Cross post - not sure this is the right section, so please move if needed. I feel it falls under the banner of political and legal. (??)
After months of fighting my GP all the way on various things and finally getting shared care etc set up I thought I was getting there, but after my set back yesterday (which to be honest I thought she was going to be like that) of her point blank refusing to do any of the pre-requisits I need for surgery, I have decided I need to face facts and that it looks like everything trans related that comes up will make her go "Woah, I'm not touching that". I feel this means it's time to change GP's and I should have done this a while ago. If I get any little after problem with my surgery, or anything else trans related she will just refuse to help!!!!!!
Having managed to get shared care, I don't want to change surgeries and end up losing that, so my first choice would be to switch to a different Dr at the same surgery. Any suggestions on the best way to try and find one that will be better? I don't want to end up with exactly the same or potentially even worse.
My thoughts are to see if I can talk to the practice manager face to face, and explain how unhappy I am with how I've been treated so far. Hopefully she will be sympathetic and try and help (not holding my breath of course, but it's worth a try).
Anyone know:
1. Would it be the practice manager that I need to see for this?
2. Whether you can make appointments to see the practice manager in person?
3. Assuming they are sympathetic would they be the right person and can they actually help with this?
4. I know our surgery has other trans patients, but I don't know which Dr's treat them (mine said she's never dealt with this before!). Would it be unethical for me to ask which Dr'/s they are?
My other concerns are that my GP came up with excuse after excuse to not do things, all of which were not viable excuses (hence why they kept changing and morphing each time she was proven her excuse wasn't valid!), BUT she appeared to be supported by the practice partners, as they backed her up......or so she said. So this potentially doesn't bode well!!!!! Not that I trust what she's said, so who knows!
Next set of questions:
5. If I do need to change surgeries anyone know how likely it could be that I'll lose my shared care? I'm hoping as it's in place, and was agreed by the Local Mental Health Team in writing in their assessment report and given they are not related to my surgery itself, that this would stand at any NHS surgery.
6. Anyone have any experiences that they don't mind sharing about changing surgeries with shared care in place from a private GIC? Whether they be good or bad....it will help me to make decisions.
7. Anyone got any advice in general?
To wind this up, I will explain my course of action on all this. My aim is to fight my GP and show her she's in the wrong, before changing GP's (both for the principal of it and to help pathe the way for any other trans men or women who end up under her care in the future). Then I will be doing all I can to, albeit small, to help change these attitudes.
First off, I have NHS England on the case.

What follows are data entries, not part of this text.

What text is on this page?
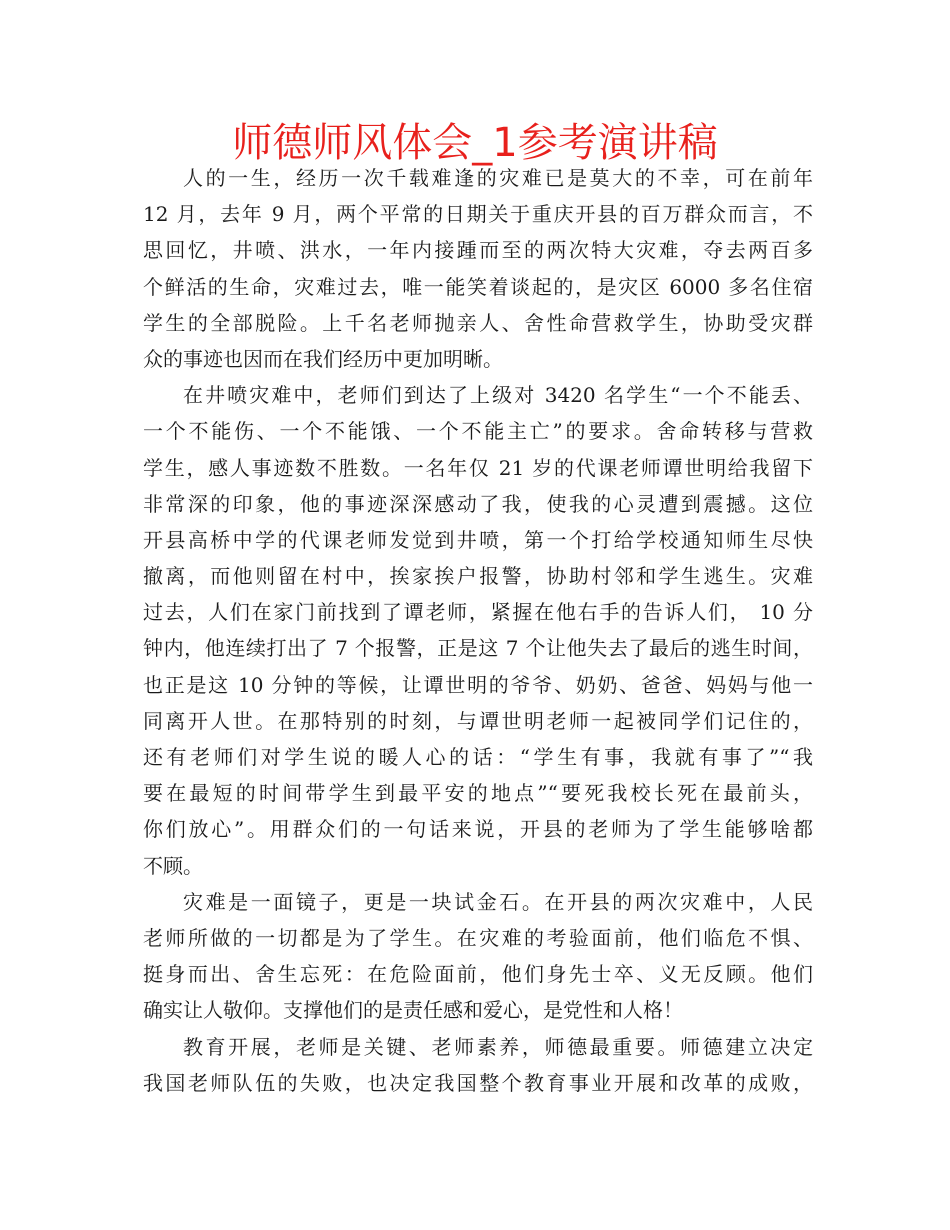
师德师风体会_1参考演讲稿
人的一生，经历一次千载难逢的灾难已是莫大的不幸，可在前年
12 月，去年 9 月，两个平常的日期关于重庆开县的百万群众而言，不
思回忆，井喷、洪水，一年内接踵而至的两次特大灾难，夺去两百多
个鲜活的生命，灾难过去，唯一能笑着谈起的，是灾区 6000 多名住宿
学生的全部脱险。上千名老师抛亲人、舍性命营救学生，协助受灾群
众的事迹也因而在我们经历中更加明晰。
在井喷灾难中，老师们到达了上级对 3420 名学生“一个不能丢、
一个不能伤、一个不能饿、一个不能主亡”的要求。舍命转移与营救
学生，感人事迹数不胜数。一名年仅 21 岁的代课老师谭世明给我留下
非常深的印象，他的事迹深深感动了我，使我的心灵遭到震撼。这位
开县高桥中学的代课老师发觉到井喷，第一个打给学校通知师生尽快
撤离，而他则留在村中，挨家挨户报警，协助村邻和学生逃生。灾难
过去，人们在家门前找到了谭老师，紧握在他右手的告诉人们， 10 分
钟内，他连续打出了 7 个报警，正是这 7 个让他失去了最后的逃生时间，
也正是这 10 分钟的等候，让谭世明的爷爷、奶奶、爸爸、妈妈与他一
同离开人世。在那特别的时刻，与谭世明老师一起被同学们记住的，
还有老师们对学生说的暖人心的话：“学生有事，我就有事了”“我
要在最短的时间带学生到最平安的地点”“要死我校长死在最前头，
你们放心”。用群众们的一句话来说，开县的老师为了学生能够啥都
不顾。
灾难是一面镜子，更是一块试金石。在开县的两次灾难中，人民
老师所做的一切都是为了学生。在灾难的考验面前，他们临危不惧、
挺身而出、舍生忘死：在危险面前，他们身先士卒、义无反顾。他们
确实让人敬仰。支撑他们的是责任感和爱心，是党性和人格！
教育开展，老师是关键、老师素养，师德最重要。师德建立决定
我国老师队伍的失败，也决定我国整个教育事业开展和改革的成败，
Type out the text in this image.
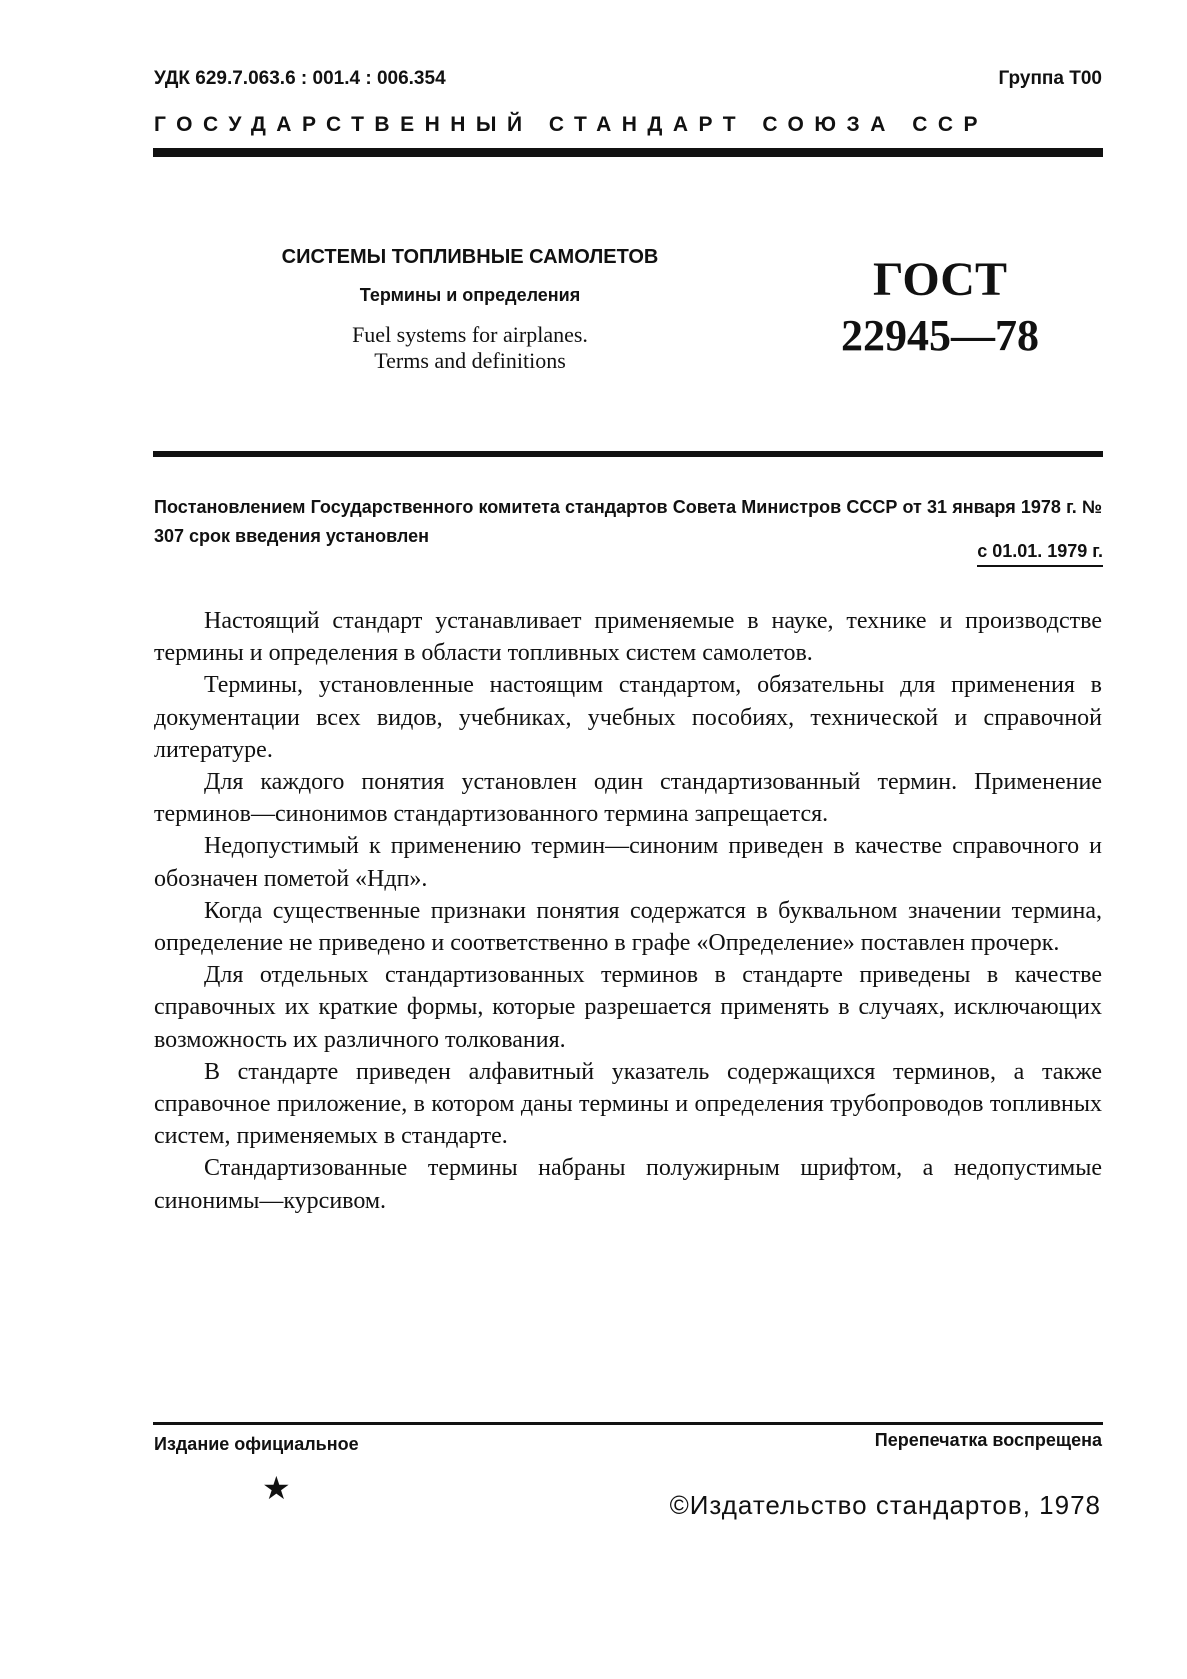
УДК 629.7.063.6 : 001.4 : 006.354	Группа Т00
ГОСУДАРСТВЕННЫЙ СТАНДАРТ СОЮЗА ССР
СИСТЕМЫ ТОПЛИВНЫЕ САМОЛЕТОВ
Термины и определения
Fuel systems for airplanes.
Terms and definitions
ГОСТ
22945—78
Постановлением Государственного комитета стандартов Совета Министров СССР от 31 января 1978 г. № 307 срок введения установлен
с 01.01. 1979 г.

Настоящий стандарт устанавливает применяемые в науке, технике и производстве термины и определения в области топливных систем самолетов.

Термины, установленные настоящим стандартом, обязательны для применения в документации всех видов, учебниках, учебных пособиях, технической и справочной литературе.

Для каждого понятия установлен один стандартизованный термин. Применение терминов—синонимов стандартизованного термина запрещается.

Недопустимый к применению термин—синоним приведен в качестве справочного и обозначен пометой «Ндп».

Когда существенные признаки понятия содержатся в буквальном значении термина, определение не приведено и соответственно в графе «Определение» поставлен прочерк.

Для отдельных стандартизованных терминов в стандарте приведены в качестве справочных их краткие формы, которые разрешается применять в случаях, исключающих возможность их различного толкования.

В стандарте приведен алфавитный указатель содержащихся терминов, а также справочное приложение, в котором даны термины и определения трубопроводов топливных систем, применяемых в стандарте.

Стандартизованные термины набраны полужирным шрифтом, а недопустимые синонимы—курсивом.

Издание официальное	Перепечатка воспрещена
★	©Издательство стандартов, 1978
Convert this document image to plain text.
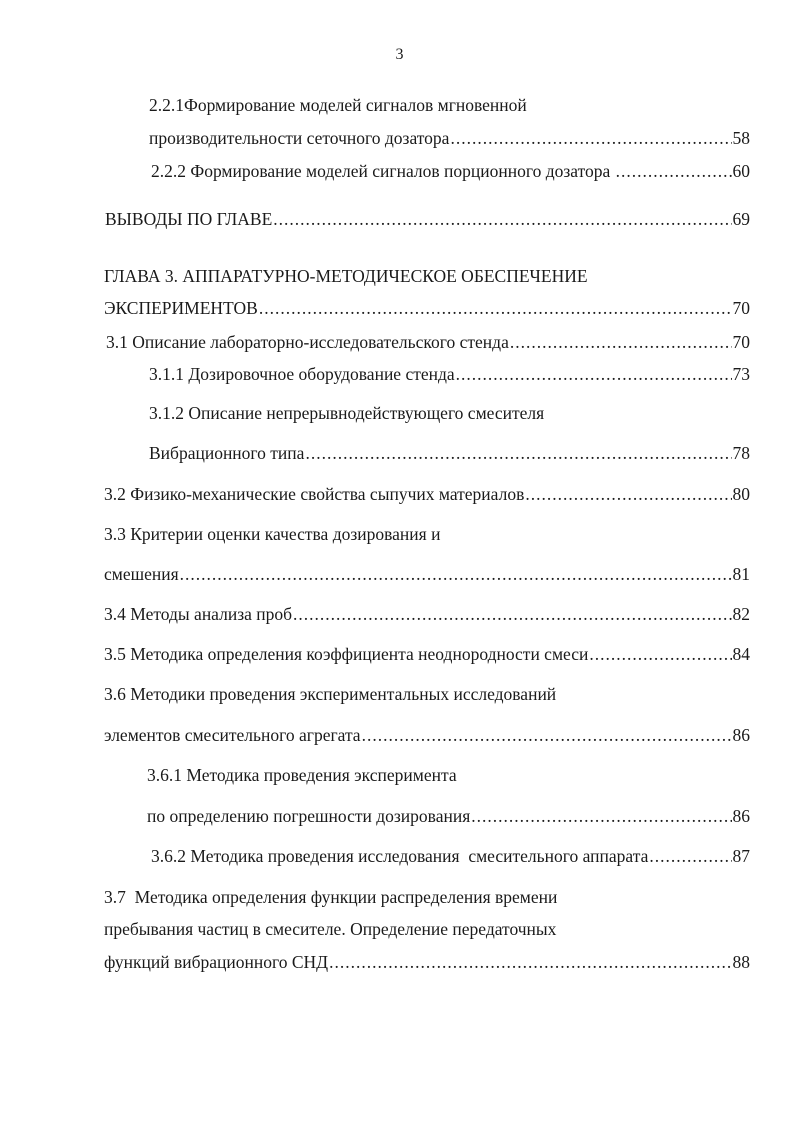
3
2.2.1Формирование моделей сигналов мгновенной
производительности сеточного дозатора .....	58
2.2.2 Формирование моделей сигналов порционного дозатора .....	60
ВЫВОДЫ ПО ГЛАВЕ .....	69
ГЛАВА 3. АППАРАТУРНО-МЕТОДИЧЕСКОЕ ОБЕСПЕЧЕНИЕ
ЭКСПЕРИМЕНТОВ .....	70
3.1 Описание лабораторно-исследовательского стенда .....	70
3.1.1 Дозировочное оборудование стенда .....	73
3.1.2 Описание непрерывнодействующего смесителя
Вибрационного типа .....	78
3.2 Физико-механические свойства сыпучих материалов .....	80
3.3 Критерии оценки качества дозирования и
смешения .....	81
3.4 Методы анализа проб .....	82
3.5 Методика определения коэффициента неоднородности смеси .....	84
3.6 Методики проведения экспериментальных исследований
элементов смесительного агрегата .....	86
3.6.1 Методика проведения эксперимента
по определению погрешности дозирования .....	86
3.6.2 Методика проведения исследования  смесительного аппарата .....	87
3.7  Методика определения функции распределения времени
пребывания частиц в смесителе. Определение передаточных
функций вибрационного СНД .....	88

They deal with complaints (I was passed on and on until I ended up there), but I don't want to make a complaint as such and they have made a note of that, and say they will look into what the score is and if it's needed will liase with me and my GP and advise her.
Second I will be going back to the psych I saw at my LMHT as she was consultant level, had dealt with trans patients before and was amazingly helpful and on my side. It was her that just said re shared care "Well of course she can do it! Don't worry, leave it with me, I'll tell her". Which she did and it still took my GP months of various excuses before agreeing to it. She also said if I still needed a referral (I only wanted a referral if I couldn't get shared care due to the costs) or she could help in other ways that I could go back to her. Technically I've been discharged, but she told me I could phone up if need be. I called yesterday but she's away until Tues and the reception just told me I was discharged so she couldn't help, but did say to try calling Tues. I'm confident the psych will help me if I can get through to her.
Third I will speak to someone at my practice (as above, probably the practice manager) and see if the problem can be sorted that way.
Forth, once I've won this battle (and I'm 99.9% sure I will because she is in the wrong and I will prove that to her), I will be changing GP's for an easier life.
Fifth, I will do all I can to help campaign and educate so as to alleviate some of this suffering us trans folk are subjected to.
IT"S ALL SO WRONG!!!!!!!!!!!!!
Sorry for the long post, hope it's not too, too boring, and thanks for any replies/advice.